The current study reported decreased baseline activity in the right OFC (Fig. 1a, c; Table 2). A number of lesion, electrophysiological, and neuroimaging studies indicated a general role for the OFC in encoding the value assigned to different goods, including sexual rewards, pleasant touch, pleasant odors, or visual presentation of food in both human (Plassmann et al. 2007; Chib et al. 2009; FitzGerald et al. 2009; Sescousse et al. 2010) and nonhuman primates (Padoa-Schioppa and Assad 2008). In the case of sexual stimuli, the right OFC is identified as the neural correlate of the process of appraisal through which stimuli are categorized as sexual incentives and quantitatively evaluated as such (Redouté et al. 2005), and thus eventually assigning motivational significance to sensory inputs(Stoléru et al. 2012). We suggest that the observed lower baseline brain activity in the pED group may indicate impaired processing of cognitive/motivation processes of sexual incentives(Namkung et al. 2017), which would jeopardize male sexual arousal. Given the reciprocal connections between the OFC and AI (Droutman et al. 2015), the dysfunction in the right AI and OFC may act upon each other, giving rise to incorrect interpretation of sexual incentive. This may cause a long-term deficit in sexual reward, which is a major factor for sexual learning. Eventually, atypical sexual learning may be closely related to pED.

Limitations

We suggest that several limitations should be taken into consideration when interpreting the current findings. Firstly, the sample sizes were relatively small after the rigorous subject exclusion process. Although the results survived a strict statistical threshold, we still suggest that the findings should bear replication in other studies using larger samples. Actually, one major aim of our currently undergoing study is to verify the reliability of our findings. Secondly, an individual’s sexual response is the net outcome of many factors. These include factors that have already been controlled in the current study and those beyond our research, such as genetic or innate (e.g., gender) factors, or factors related to transient changes of the internal state induced by stress, metabolic state or gonadal hormones (Georgiadis and Kringelbach 2012; Pfaus et al. 2012; Stoleru et al. 2012). However, this is a general issue encountered by any other cross-sectional experiment. We are now looking at the chance to conduct a longitudinal study to solve this issue, which is rather challenging. Thirdly, in studies using patients, drug-naïve subjects are most preferable. In the current study, we did not use subjects in this category, because they are so scarce, especially for patients suffering from pED for at least six months. Alternatively, we controlled the washout period of the drug and strictly made sure that the drugs exerted no influence on the central nervous system during MRI scanning. Moreover, we suggest that these patients should be of great value and interest for clinical neuroscience in that the patients with medication history, rather than drug-naïve state, are the real-life case scenario for most clinical studies.

Conclusion

The current study stemmed from resting state fMRI and investigated a fundamental issue in pED neuroimaging studies. Our results suggested that the deficit in erectile functioning was mirrored in aberrant baseline brain activity in the right AI and the right OFC, which may imply there is an impaired cognitive and motivation component of sexual stimuli processing in pED patients.

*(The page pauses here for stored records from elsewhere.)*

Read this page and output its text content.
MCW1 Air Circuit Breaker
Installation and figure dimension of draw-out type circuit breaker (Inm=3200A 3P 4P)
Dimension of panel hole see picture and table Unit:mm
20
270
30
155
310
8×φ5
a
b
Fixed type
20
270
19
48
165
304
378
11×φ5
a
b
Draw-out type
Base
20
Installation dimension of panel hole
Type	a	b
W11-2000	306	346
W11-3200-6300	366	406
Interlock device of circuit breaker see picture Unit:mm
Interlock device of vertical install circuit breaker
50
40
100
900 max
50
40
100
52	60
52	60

In particular, our results highlighted the crucial role of the right AI in the pathophysiology of pED; our follow-up study would investigate how the brain network which is anchored in this region is distinguished from that of healthy controls. Furthermore, our study may put forward a more subtle conception of insular influence on pED, which would help foster new specific, mechanistic insights. Last but not least, by introducing sexuality from a neuroplastic perspective, we suggest that our study has provided a new angle exploring the neural substrates of pED and may shed light on the neural pathology underlying pED.